Isolating environments with containers
A container is a single isolated process running in the host OS, consuming only the resources that the app consumes and without the overhead of any additional processes. The process of containerising requires isolating a process from the rest of the system using Linux namespaces and control groups.

A process running in a container runs inside the host’s operating system, like all other processes (unlike VMs, where processes run in separate operating systems). To the process itself, it looks like it’s the only one running on the machine and in its own operating system.
Compared to VMs, containers are much more lightweight, which allows you to run more applications on the same hardware. This is so mainly because each VM needs to run its own set of operating system and system processes alongside the application’s own process.

Applications running inside a VM perform system calls to the guest OS’s kernel which performs machine instructions on the host’s CPU through the hypervisor.
Containers, on the other hand, share the same kernel.
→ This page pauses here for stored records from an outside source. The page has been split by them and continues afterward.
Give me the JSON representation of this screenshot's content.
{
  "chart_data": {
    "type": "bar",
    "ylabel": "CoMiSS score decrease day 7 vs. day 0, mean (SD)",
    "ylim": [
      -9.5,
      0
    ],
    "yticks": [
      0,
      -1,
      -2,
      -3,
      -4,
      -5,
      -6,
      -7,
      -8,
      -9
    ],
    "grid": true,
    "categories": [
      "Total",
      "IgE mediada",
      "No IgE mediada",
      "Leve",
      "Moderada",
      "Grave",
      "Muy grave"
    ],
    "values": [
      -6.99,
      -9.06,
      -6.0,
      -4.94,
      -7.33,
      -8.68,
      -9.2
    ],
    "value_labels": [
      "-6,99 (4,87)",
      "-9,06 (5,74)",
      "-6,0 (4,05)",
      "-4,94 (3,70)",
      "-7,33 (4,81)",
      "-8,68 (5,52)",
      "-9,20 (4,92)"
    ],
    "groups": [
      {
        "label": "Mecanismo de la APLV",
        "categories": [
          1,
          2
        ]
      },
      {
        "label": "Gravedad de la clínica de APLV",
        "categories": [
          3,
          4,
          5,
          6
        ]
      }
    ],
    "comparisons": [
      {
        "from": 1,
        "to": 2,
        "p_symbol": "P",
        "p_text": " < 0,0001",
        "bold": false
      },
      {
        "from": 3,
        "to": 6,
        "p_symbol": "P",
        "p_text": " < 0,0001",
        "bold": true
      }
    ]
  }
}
All perform system calls on the exact same kernel running in the host OS. The CPU doesn’t need to do work through a hypervisor or any other intermediary.

Technologies that enable containerisation
Two mechanisms make containers possible:
- Linux namespaces, and
- Linux Control Groups (
cgroups
)
Linux Namespaces make sure each process sees its own personal view of the system, i.e. filesystem, processes, network interfaces, hostname and so on. By default each Linux system initially has one single namespace. All system resources belong to this single namespace. But one can create additional namespaces and organise resources across them. When running a process, you run it inside one of those namespaces. The process will only see resources that are inside the same namespace.
To be completely accurate, multiple kinds of namespaces exist, so a process doesn’t belong to one namespace, but to one namespace of each kind. The following kinds of namespaces exist:
- Mount (
mnt
) - Process ID (
pid
) - Network (
net
) - Inter-process communication (
ipc
) - UTS
- User ID (
user
)
Each namespace kind is used to isolate a certain group of resources. For example, the UTS namespace determines what hostname and domain name the process running inside that namespace sees. By assigning two different UTS namespaces to a pair of processes, it will appear to them as though they are running on two different machines.
Linux Control Groups (cgroups
) is a Linux kernel feature that limits the resource usage of a process or a group of processes. A process can’t use more than the configured amount of CPU, memory, network bandwidth and so on. This limits the amount of system resources a container can consume.